A Better Measure of America’s Poverty Rate

Sen. Mike Lee is proposing legislation that, if instituted correctly, could more accurately reflect America’s poverty rate to better determine the impact of welfare assistance and whether it is doing the job it is supposed to do.

Lee’s proposal is called the Poverty Measurement Improvement Act. The point of it is just as the title explains: to more accurately measure household incomes to see if poverty is as bad as the data indicate.

As Lee, R-Utah, explains:

This bill would improve the data available to lawmakers by authorizing a new Census Bureau survey that would more accurately calculate income by including wages and federal means-tested benefits. This information would then be linked with individual records from the IRS and other federal agencies that administer means-tested benefit programs.

The Census Bureau calculates the official poverty rate, but the results are based on families’ pre-tax, cash income, and ignores assistance like Supplemental Nutrition Assistance Programs (SNAP) and tax credits for working families.  The result is that the Census counts the people who are being helped by these programs as still living in poverty when in fact they may be living in much better conditions.

Poverty has been a persistent and seemingly intractable problem for decades. President Lyndon Johnson launched the Great Society in 1964 with the goal of eradicating poverty. But in 1966, the poverty rate was 14.7 percent while in 2012, it was 15 percent. The lowest the poverty rate ever reached was during the Nixon administration, when it dove to 11.1 percent (1973).

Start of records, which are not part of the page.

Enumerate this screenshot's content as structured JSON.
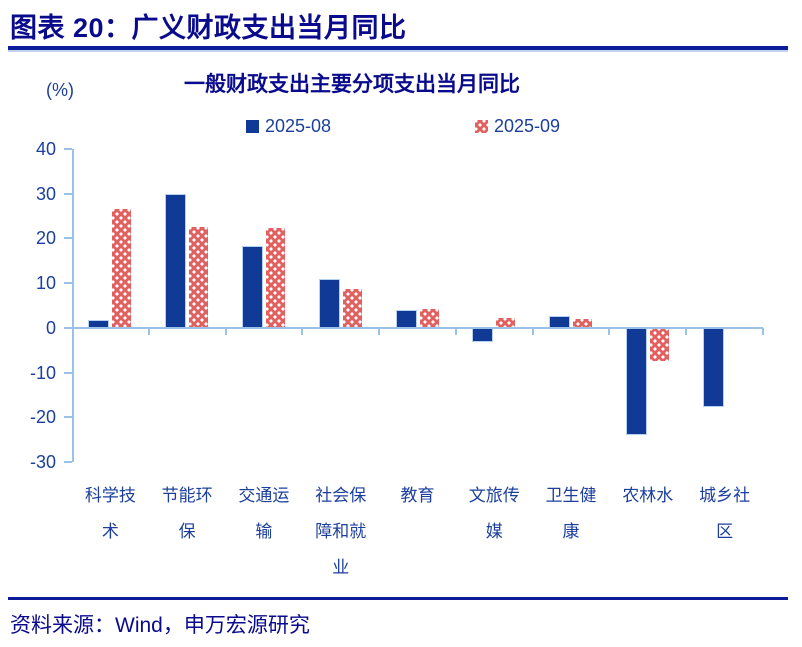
{
  "header": {
    "title": "图表 20：广义财政支出当月同比"
  },
  "footer": {
    "source": "资料来源：Wind，申万宏源研究"
  },
  "chart_data": {
    "type": "bar",
    "title": "一般财政支出主要分项支出当月同比",
    "unit_label": "(%)",
    "categories": [
      "科学技术",
      "节能环保",
      "交通运输",
      "社会保障和就业",
      "教育",
      "文旅传媒",
      "卫生健康",
      "农林水",
      "城乡社区"
    ],
    "series": [
      {
        "name": "2025-08",
        "values": [
          1.5,
          29.8,
          18.0,
          10.8,
          3.8,
          -2.9,
          2.4,
          -23.8,
          -17.5
        ]
      },
      {
        "name": "2025-09",
        "values": [
          26.5,
          22.5,
          22.3,
          8.7,
          4.3,
          2.3,
          1.9,
          -7.4,
          null
        ]
      }
    ],
    "ylim": [
      -30,
      40
    ],
    "yticks": [
      40,
      30,
      20,
      10,
      0,
      -10,
      -20,
      -30
    ],
    "legend_position": "top",
    "grid": false,
    "colors": {
      "series_2025_08": "#113a96",
      "series_2025_09": "#e16060",
      "axis": "#9bc2e6",
      "text": "#1c3f9e",
      "title": "#0a0a8c"
    }
  }
}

In 2012, the amount spent on poverty programs was 20 times higher than when the anti-poverty programs were instituted in 1964, and during that time assistance has increased from $160 to more than $2,000 per person in real dollars.

As an aside, the number of children being raised by a single mother rose from 8 percent in 1964 to 23.7 percent in 2013 while the number of working-age men (25-54) participating in the labor force has dropped by shocking amounts.

As demographer Nick Eberstadt tells it, 7 million working-age men are currently not seeking work:

In fact, if work rates for men were only as high today as in 1965—a time when we enjoyed true “full employment”—nearly 10 million more men would have paying jobs today. Think of the difference that would make to our country.

In other words, what used to be a “nuclear household” has seemingly been nuked.  Lee noted the impact of government programs that discourage one of the most important relationships individuals have and society benefits from: families.

The core problem with our welfare system today isn’t just its bloated annual budget, but its tendency to undermine the two most dependable routes out of poverty: marriage and work.

But we can’t improve these programs until we have better data on how they are affecting working families. The Poverty Measurement Improvement Act will do just that.

Poverty researchers on both sides of the political aisle agree that government assistance helps pull people out of poverty. Accurately measuring the role of public assistance will help determine where opportunities lie to increase workforce participation, encourage stronger households, and inform the role of programs like the Earned Income Tax Credit that are used to get people into the workforce. That’s a goal to encourage, and measuring the data correctly seems like an easy starting point.